For the 6 million children with food allergies, haunted houses and spooky costumes aren’t the only scary parts of Halloween. An allergic reaction from sweet treats can be rather frightening for kids and their parents alike. That’s because food allergies are on the rise, and traditional Halloween candy often contains peanuts, tree nuts, dairy, egg, and soy. These are all common triggers of a serious reaction known medically as “anaphylaxis.”
The American College of Allergy, Asthma and Immunology says symptoms can include: flushed skin, rash, swelling of the tongue, lips or throat, chest tightness, wheezing, shortness of breath, , nausea, abdominal cramps and dizziness. These reactions are often rapid in onset. If untreated, a severe anaphylaxis can result in death.
For many kids, ingesting or even touching treats containing certain foods can prompt a frantic trip to the emergency room. Fortunately, a lightweight and portable device called an epinephrine auto-injector can reverse the symptoms of anaphylaxis within minutes.
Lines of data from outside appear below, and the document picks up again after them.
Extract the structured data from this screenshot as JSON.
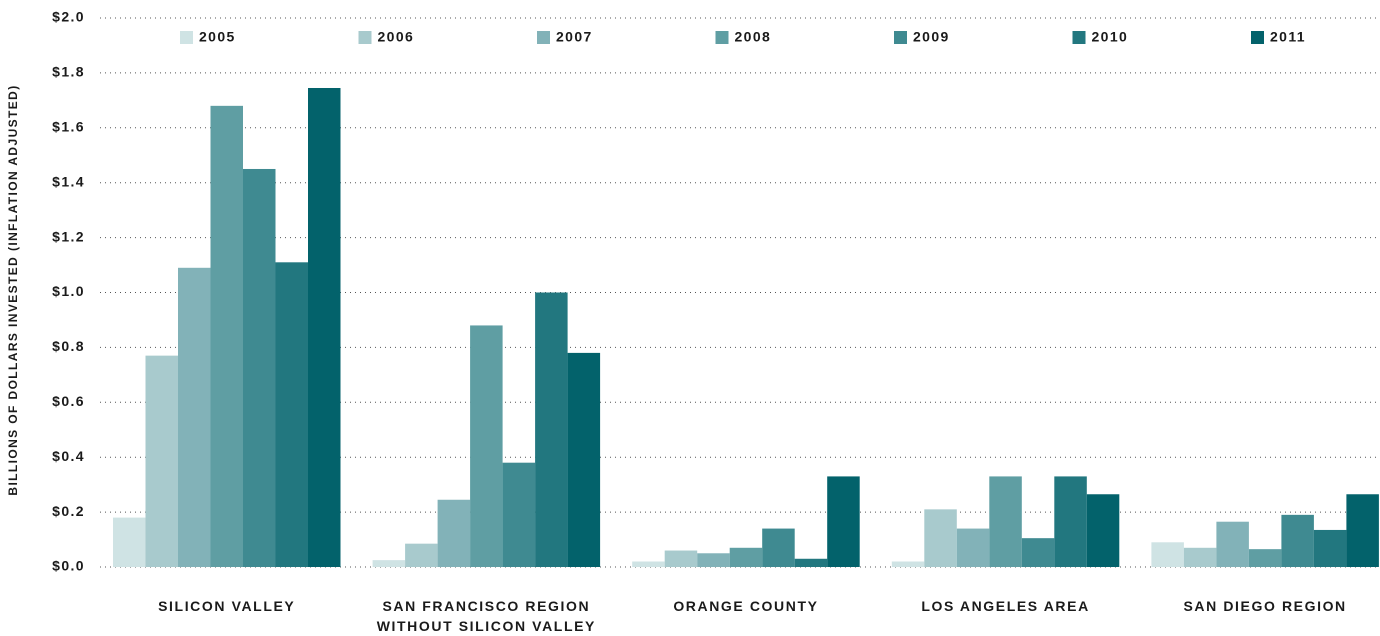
{
  "chart_data": {
    "type": "bar",
    "y_label": "BILLIONS OF DOLLARS INVESTED (INFLATION ADJUSTED)",
    "categories": [
      "SILICON VALLEY",
      "SAN FRANCISCO REGION\nWITHOUT SILICON VALLEY",
      "ORANGE COUNTY",
      "LOS ANGELES AREA",
      "SAN DIEGO REGION"
    ],
    "series": [
      {
        "name": "2005",
        "color": "#cfe3e4",
        "values": [
          0.18,
          0.025,
          0.02,
          0.02,
          0.09
        ]
      },
      {
        "name": "2006",
        "color": "#a8cacd",
        "values": [
          0.77,
          0.085,
          0.06,
          0.21,
          0.07
        ]
      },
      {
        "name": "2007",
        "color": "#82b2b8",
        "values": [
          1.09,
          0.245,
          0.05,
          0.14,
          0.165
        ]
      },
      {
        "name": "2008",
        "color": "#5f9ea3",
        "values": [
          1.68,
          0.88,
          0.07,
          0.33,
          0.065
        ]
      },
      {
        "name": "2009",
        "color": "#3f8a91",
        "values": [
          1.45,
          0.38,
          0.14,
          0.105,
          0.19
        ]
      },
      {
        "name": "2010",
        "color": "#22777f",
        "values": [
          1.11,
          1.0,
          0.03,
          0.33,
          0.135
        ]
      },
      {
        "name": "2011",
        "color": "#03626b",
        "values": [
          1.745,
          0.78,
          0.33,
          0.265,
          0.265
        ]
      }
    ],
    "ylim": [
      0,
      2
    ],
    "yticks": [
      {
        "value": 0,
        "label": "$0.0"
      },
      {
        "value": 0.2,
        "label": "$0.2"
      },
      {
        "value": 0.4,
        "label": "$0.4"
      },
      {
        "value": 0.6,
        "label": "$0.6"
      },
      {
        "value": 0.8,
        "label": "$0.8"
      },
      {
        "value": 1,
        "label": "$1.0"
      },
      {
        "value": 1.2,
        "label": "$1.2"
      },
      {
        "value": 1.4,
        "label": "$1.4"
      },
      {
        "value": 1.6,
        "label": "$1.6"
      },
      {
        "value": 1.8,
        "label": "$1.8"
      },
      {
        "value": 2,
        "label": "$2.0"
      }
    ],
    "grid": true,
    "legend": "top"
  }
}
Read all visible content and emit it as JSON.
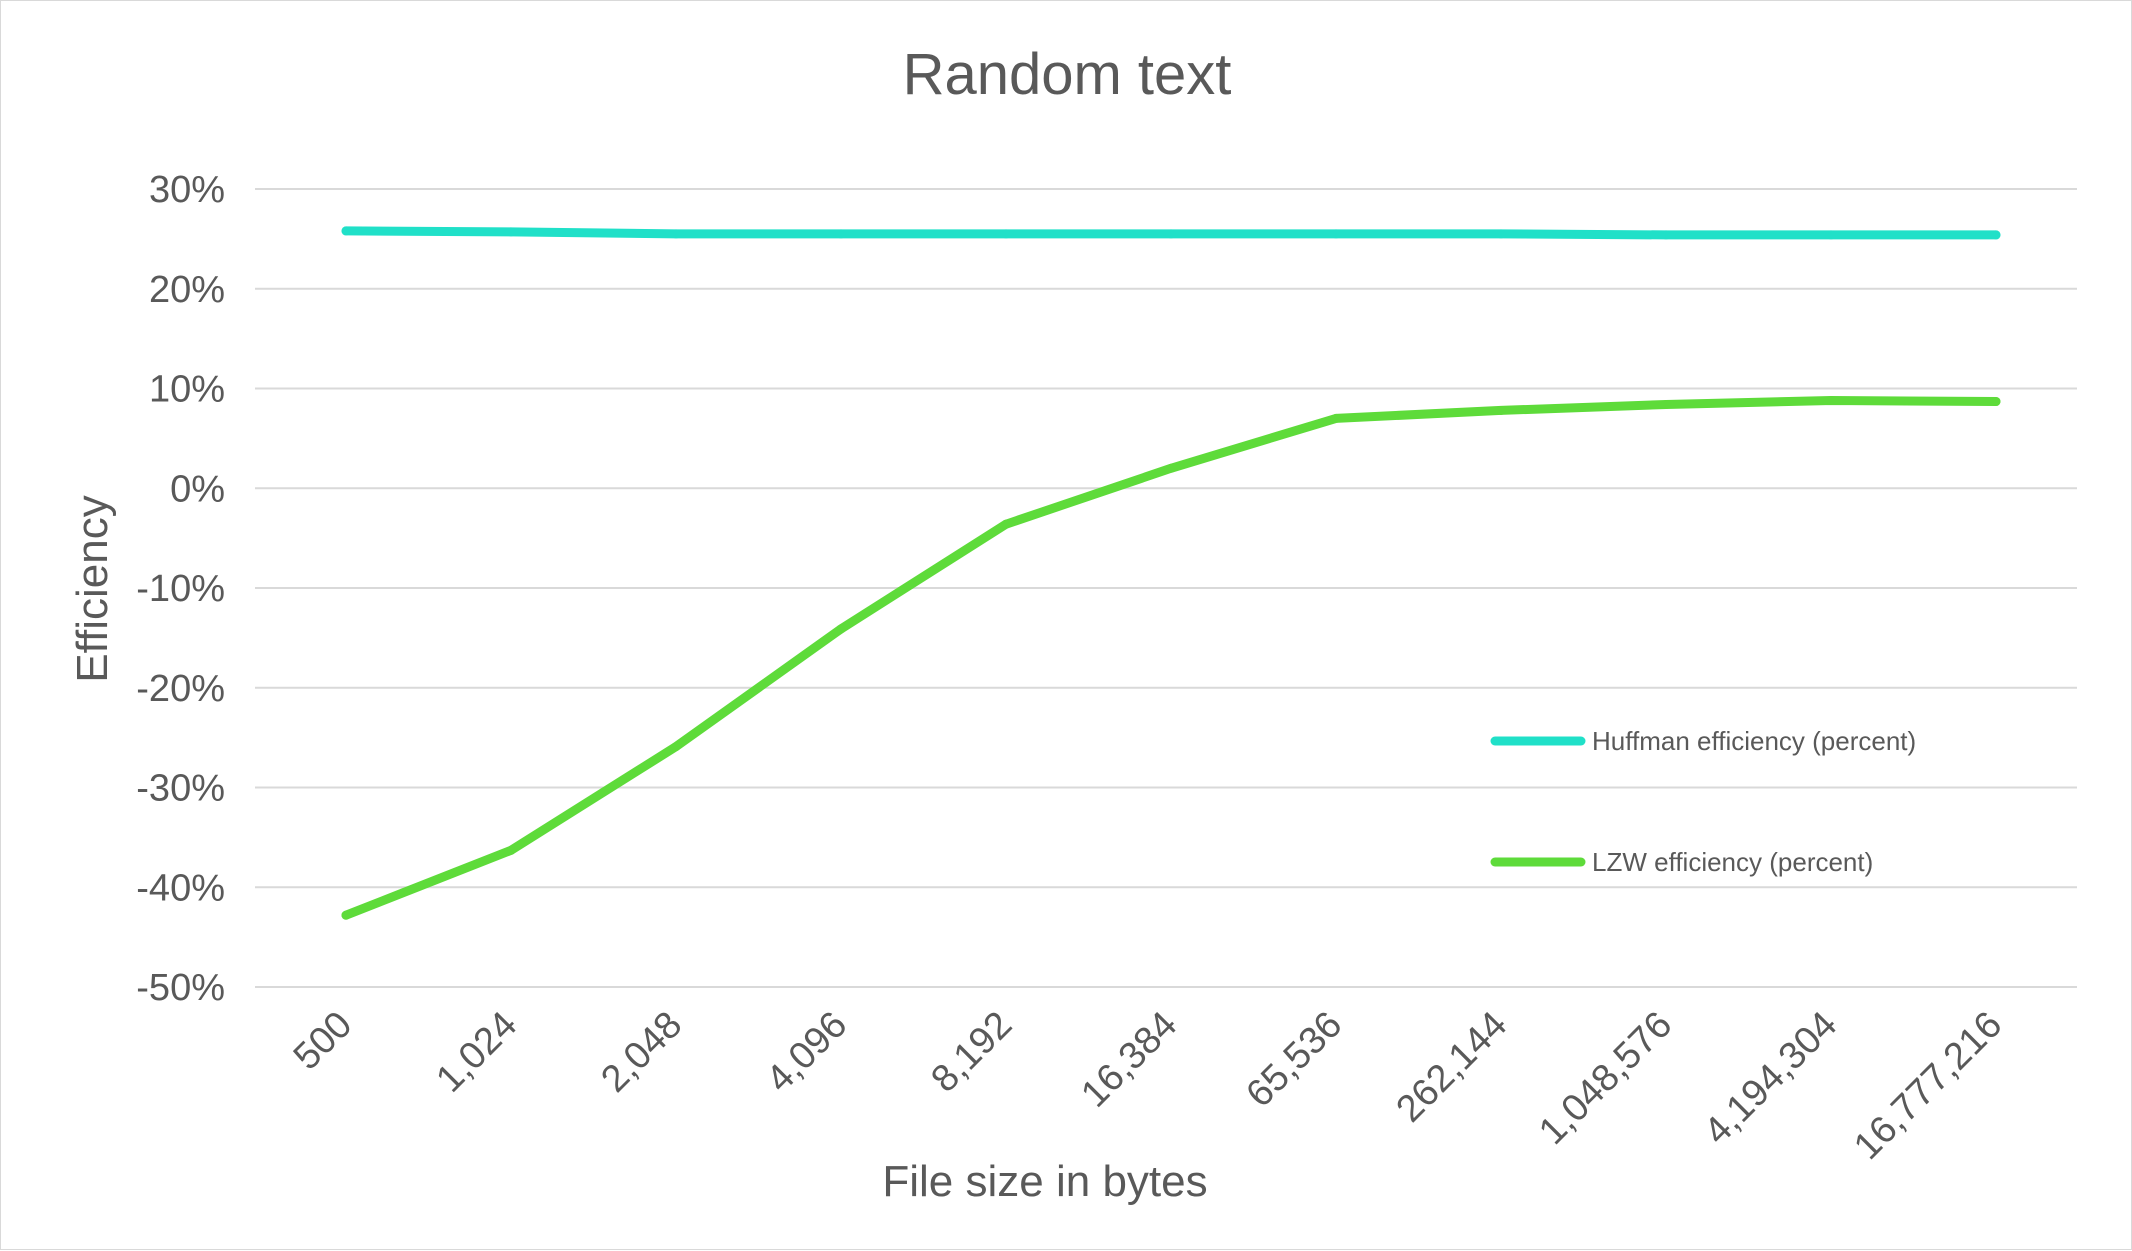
{
  "chart_data": {
    "type": "line",
    "title": "Random text",
    "xlabel": "File size in bytes",
    "ylabel": "Efficiency",
    "categories": [
      "500",
      "1,024",
      "2,048",
      "4,096",
      "8,192",
      "16,384",
      "65,536",
      "262,144",
      "1,048,576",
      "4,194,304",
      "16,777,216"
    ],
    "ylim": [
      -50,
      30
    ],
    "yticks": [
      30,
      20,
      10,
      0,
      -10,
      -20,
      -30,
      -40,
      -50
    ],
    "ytick_labels": [
      "30%",
      "20%",
      "10%",
      "0%",
      "-10%",
      "-20%",
      "-30%",
      "-40%",
      "-50%"
    ],
    "grid": true,
    "legend_position": "right, lower-middle",
    "series": [
      {
        "name": "Huffman efficiency (percent)",
        "color": "#20E0C8",
        "values": [
          25.8,
          25.7,
          25.5,
          25.5,
          25.5,
          25.5,
          25.5,
          25.5,
          25.4,
          25.4,
          25.4
        ]
      },
      {
        "name": "LZW efficiency (percent)",
        "color": "#5EDB3A",
        "values": [
          -42.8,
          -36.3,
          -25.9,
          -14.1,
          -3.6,
          2.0,
          7.0,
          7.8,
          8.4,
          8.8,
          8.7
        ]
      }
    ]
  }
}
Anyone with a diagnosed food allergy should always carry epinephrine.
It’s essential that parents and kids take a number of precautions to ensure a safe and happy Halloween when it comes to food allergies. Here are a few tips:
- Before your area’s designated trick-or-treating evening, consider distributing safe snacks to neighbors and ask that they be handed out to your child.
- Teach your child to politely refuse offers of homemade items like cookies or cupcakes.
- Enforce a strict no eating while trick-or treating rule. If possible, talk to your child’s friends in advance and also encourage them to refrain from eating any candies until a trusted adult can check the ingredient label.
- Avoid candies with a precautionary statement (i.e., “May contain”) if your child’s allergen is listed.
- Even if the full-sized version of a treat is allergen-free, don’t assume the “fun-size” is safe, too. Mini versions can sometimes contain different ingredients
- Remember: even if candy doesn’t appear to contain nuts, there is always the chance it was manufactured in the same facility as another candy that was made with nuts.
- Speak to your child’s teacher about a school party involving non-edible prizes, such as stickers or toys. Or, prepare treats from home that the whole class can enjoy.
- A food allergic child should be prepared and carry an epinephrine auto-injector when out trick-or-treating.
- Visit acaai.org for more information on food allergies.
Safety is the key to a fun Halloween for all children, but most especially those with food allergies.
Dr. Doug Lotz is a physician with Family Allergy & Asthma in Louisville.